Но перестройка водных путей этим не исчерпывается. Соединяя реки и моря, руки большевиков добираются и до Северного Ледовитого океана. Беломорский канал, плюс расширенная Мариинская система, плюс канал Волга-Москва дадут возможность связать Белое море и Северный Ледовитый океан с южными морями. На пароходе из Архангельска можно будет легко проехать в Одессу. Это не фантазия, а действительность…
Часть этой проблемы уже практически разрешается на территории Ярославской области».
Волгу «улучшали» горячие головы еще в конце XIX — начале XX века. В 1910 году в Самаре проходило совещание ученых по вопросу создания крупной ГЭС на Самарской луке. На третий день совещания на трибуну поднялся управляющий графа Орлова-Давыдова и заявил! «Граф ни в коем случае не позволит выдвигать на своих исконных землях такие сумасшедшие проекты».
А епископ Самарский и Ставропольский Симеон адресовал путешествующему графу депешу: «На Ваших потомственных исконных владениях совместно с богоотступником инженером Кржижановским проектируют постройку плотины и большой электростанции. Явите милость своим прибытием сохранить Божий мир в Жигулевских владениях и разрушить крамолу в зачатии».
Сколько тогда смеялись над «отсталостью» Церкви передовые ученые…
Постановление Совнаркома и ЦК ВКП(б) о строительстве на Волге одновременно двух ГЭС, Рыбинской и Угличской, а также о создании специальной организации «Волгострой», на которую возлагалось это строительство, было принято еще 14 сентября 1935 года, но ни в центральной печати, ни в местных газетах опубликовано не было. Пресса хранила гробовое молчание и тогда, когда в небольшую деревеньку Переборы под Рыбинском приехали первые рабочие отряды, развернув строительство, — это было в том же сентябре 1935 года. Даже приезд «всероссийского старосты» М. И. Калинина на стройку в Переборах 20 июня 1936 г. газеты осветили очень скупо и никак не связали этот факт с предстоящим переселением. Поэтому к концу лета 1936 года, когда заканчивался навигационный сезон, а стало быть, никакого переселения — а оно могло состояться только путем сплава разобранных домов по реке — уже никак не могло быть, многие мологжане успокоенно вздохнули — беда отодвигалась и, Бог даст, надолго, а может быть, и навсегда.

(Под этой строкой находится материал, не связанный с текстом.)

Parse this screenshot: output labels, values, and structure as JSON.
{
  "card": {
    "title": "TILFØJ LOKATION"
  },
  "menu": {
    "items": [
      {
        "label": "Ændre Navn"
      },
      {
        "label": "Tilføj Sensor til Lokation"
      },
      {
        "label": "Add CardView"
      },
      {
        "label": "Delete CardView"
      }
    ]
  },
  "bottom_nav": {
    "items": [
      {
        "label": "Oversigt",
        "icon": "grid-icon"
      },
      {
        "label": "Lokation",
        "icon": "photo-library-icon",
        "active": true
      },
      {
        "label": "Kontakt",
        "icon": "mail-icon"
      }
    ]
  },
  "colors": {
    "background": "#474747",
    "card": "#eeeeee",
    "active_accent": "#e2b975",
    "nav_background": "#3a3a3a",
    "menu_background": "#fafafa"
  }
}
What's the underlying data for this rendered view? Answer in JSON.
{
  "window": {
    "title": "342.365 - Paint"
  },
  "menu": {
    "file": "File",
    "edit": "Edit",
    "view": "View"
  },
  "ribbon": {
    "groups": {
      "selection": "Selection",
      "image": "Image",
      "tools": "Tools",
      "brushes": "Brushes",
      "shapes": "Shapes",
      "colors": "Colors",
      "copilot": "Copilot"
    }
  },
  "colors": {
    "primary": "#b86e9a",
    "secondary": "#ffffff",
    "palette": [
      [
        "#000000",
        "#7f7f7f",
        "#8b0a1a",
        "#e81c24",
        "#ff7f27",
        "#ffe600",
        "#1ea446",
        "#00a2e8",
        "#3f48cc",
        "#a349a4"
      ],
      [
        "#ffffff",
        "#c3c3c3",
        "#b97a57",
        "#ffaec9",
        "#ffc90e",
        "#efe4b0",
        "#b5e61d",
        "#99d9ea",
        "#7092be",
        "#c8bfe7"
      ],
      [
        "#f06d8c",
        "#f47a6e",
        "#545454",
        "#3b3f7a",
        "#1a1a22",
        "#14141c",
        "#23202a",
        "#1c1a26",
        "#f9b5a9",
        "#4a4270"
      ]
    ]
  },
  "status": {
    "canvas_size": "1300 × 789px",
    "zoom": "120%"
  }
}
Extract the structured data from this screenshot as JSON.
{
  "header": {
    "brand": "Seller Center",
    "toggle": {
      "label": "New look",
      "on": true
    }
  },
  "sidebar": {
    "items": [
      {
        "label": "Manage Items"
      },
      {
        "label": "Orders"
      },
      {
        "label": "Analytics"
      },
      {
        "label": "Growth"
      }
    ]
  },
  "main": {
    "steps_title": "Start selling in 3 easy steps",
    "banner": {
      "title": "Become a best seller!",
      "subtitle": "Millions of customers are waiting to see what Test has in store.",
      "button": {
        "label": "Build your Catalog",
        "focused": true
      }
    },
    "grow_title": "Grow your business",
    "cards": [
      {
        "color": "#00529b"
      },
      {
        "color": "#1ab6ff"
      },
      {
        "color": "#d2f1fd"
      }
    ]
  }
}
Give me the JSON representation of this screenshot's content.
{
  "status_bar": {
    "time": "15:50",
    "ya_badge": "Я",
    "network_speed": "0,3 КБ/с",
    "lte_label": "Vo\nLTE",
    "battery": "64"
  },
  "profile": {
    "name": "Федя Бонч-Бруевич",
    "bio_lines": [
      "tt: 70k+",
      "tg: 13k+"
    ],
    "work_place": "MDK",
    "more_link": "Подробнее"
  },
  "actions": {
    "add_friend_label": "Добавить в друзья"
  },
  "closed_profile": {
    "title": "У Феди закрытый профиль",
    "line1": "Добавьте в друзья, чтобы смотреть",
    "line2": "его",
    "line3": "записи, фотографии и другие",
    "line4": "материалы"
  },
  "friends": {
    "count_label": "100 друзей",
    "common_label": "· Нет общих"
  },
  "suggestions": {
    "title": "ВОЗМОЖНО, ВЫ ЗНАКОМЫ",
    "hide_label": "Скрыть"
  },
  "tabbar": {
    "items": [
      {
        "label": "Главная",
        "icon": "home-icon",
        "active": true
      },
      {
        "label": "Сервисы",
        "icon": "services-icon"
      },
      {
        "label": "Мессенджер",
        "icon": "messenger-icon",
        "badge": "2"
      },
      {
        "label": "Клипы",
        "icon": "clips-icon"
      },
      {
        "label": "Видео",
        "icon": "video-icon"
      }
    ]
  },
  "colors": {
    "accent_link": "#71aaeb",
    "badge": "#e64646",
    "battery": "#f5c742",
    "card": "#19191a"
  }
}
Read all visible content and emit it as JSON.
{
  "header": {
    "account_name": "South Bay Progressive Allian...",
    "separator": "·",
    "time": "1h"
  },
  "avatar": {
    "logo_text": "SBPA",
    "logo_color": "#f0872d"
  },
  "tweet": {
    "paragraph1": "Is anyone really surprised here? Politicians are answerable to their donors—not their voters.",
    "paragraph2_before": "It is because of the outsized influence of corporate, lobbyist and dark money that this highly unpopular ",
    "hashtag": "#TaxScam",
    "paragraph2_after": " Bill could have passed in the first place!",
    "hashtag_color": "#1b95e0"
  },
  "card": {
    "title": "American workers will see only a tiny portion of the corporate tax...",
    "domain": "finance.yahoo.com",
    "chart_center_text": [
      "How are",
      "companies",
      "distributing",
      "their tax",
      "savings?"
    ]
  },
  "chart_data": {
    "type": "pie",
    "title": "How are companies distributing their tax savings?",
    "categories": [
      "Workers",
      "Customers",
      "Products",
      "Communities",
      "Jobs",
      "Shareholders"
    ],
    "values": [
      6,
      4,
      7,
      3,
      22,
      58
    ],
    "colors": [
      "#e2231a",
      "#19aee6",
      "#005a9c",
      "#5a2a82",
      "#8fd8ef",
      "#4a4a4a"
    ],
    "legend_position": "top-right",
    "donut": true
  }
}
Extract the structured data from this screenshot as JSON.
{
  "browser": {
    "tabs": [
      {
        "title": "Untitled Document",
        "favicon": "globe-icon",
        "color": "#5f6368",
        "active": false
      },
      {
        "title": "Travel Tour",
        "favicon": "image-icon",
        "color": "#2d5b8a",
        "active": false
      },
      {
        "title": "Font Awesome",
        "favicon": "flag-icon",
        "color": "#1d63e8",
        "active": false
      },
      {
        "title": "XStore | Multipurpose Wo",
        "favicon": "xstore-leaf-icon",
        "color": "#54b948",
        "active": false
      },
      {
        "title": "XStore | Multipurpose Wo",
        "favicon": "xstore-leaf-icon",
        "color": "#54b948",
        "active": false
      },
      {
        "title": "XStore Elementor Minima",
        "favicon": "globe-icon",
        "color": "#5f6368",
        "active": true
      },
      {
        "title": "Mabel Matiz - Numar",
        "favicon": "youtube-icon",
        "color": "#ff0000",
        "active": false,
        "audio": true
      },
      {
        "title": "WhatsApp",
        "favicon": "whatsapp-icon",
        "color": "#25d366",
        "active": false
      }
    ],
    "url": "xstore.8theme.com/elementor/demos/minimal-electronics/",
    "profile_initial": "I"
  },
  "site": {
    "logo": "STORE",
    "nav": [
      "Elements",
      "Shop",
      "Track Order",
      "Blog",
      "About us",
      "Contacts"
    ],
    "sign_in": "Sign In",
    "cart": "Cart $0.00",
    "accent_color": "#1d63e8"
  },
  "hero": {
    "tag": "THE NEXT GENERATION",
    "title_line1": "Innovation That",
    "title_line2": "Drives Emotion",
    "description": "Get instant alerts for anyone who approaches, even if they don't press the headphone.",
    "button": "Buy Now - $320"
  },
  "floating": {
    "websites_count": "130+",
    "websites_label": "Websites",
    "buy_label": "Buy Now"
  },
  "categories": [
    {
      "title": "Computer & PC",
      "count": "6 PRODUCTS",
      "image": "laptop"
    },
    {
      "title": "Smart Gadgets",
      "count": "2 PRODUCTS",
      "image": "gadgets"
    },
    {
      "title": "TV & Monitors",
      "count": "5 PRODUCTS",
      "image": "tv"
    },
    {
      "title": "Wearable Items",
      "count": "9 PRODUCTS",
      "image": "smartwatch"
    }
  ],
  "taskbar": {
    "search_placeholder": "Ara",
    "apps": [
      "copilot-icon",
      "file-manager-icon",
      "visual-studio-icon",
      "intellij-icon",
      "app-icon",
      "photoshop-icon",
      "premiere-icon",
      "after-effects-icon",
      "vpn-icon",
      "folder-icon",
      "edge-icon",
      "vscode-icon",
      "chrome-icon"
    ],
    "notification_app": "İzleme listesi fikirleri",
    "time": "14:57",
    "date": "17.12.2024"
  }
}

«Помню, как буквально за несколько дней до отъезда из Мологи после летних каникул, — вспоминает мологжанин Н. Н. Блатов, — к бабушке, сидевшей на лавочке у ворот своего дома, подошла старушка-соседка:
— Александра Александровна, а я к вам с хорошей вестью. Ведь и не будут нас затоплять-то, слава Богу, в своем дому умереть придется.
— Дай те, Господи, Пресвятая Богородица, — облегченно ответила бабушка».
Это было в конце августа 1936 года. А первого сентября мологжанам было объявлено о переселении. «Словно чудовищный, все разрушающей силы смерч пронесся над Мологой, — описывает эти события Ю. А. Нестеров в книге «Молога — память и боль». — Еще вчера, 31 августа, в последний день уходящего лета, люди спокойно ложились спать, не думая и не гадая, что наступающее завтра так неузнаваемо переиначит их судьбы. Всё смешалось, перепуталось и закружилось в кошмарном вихре».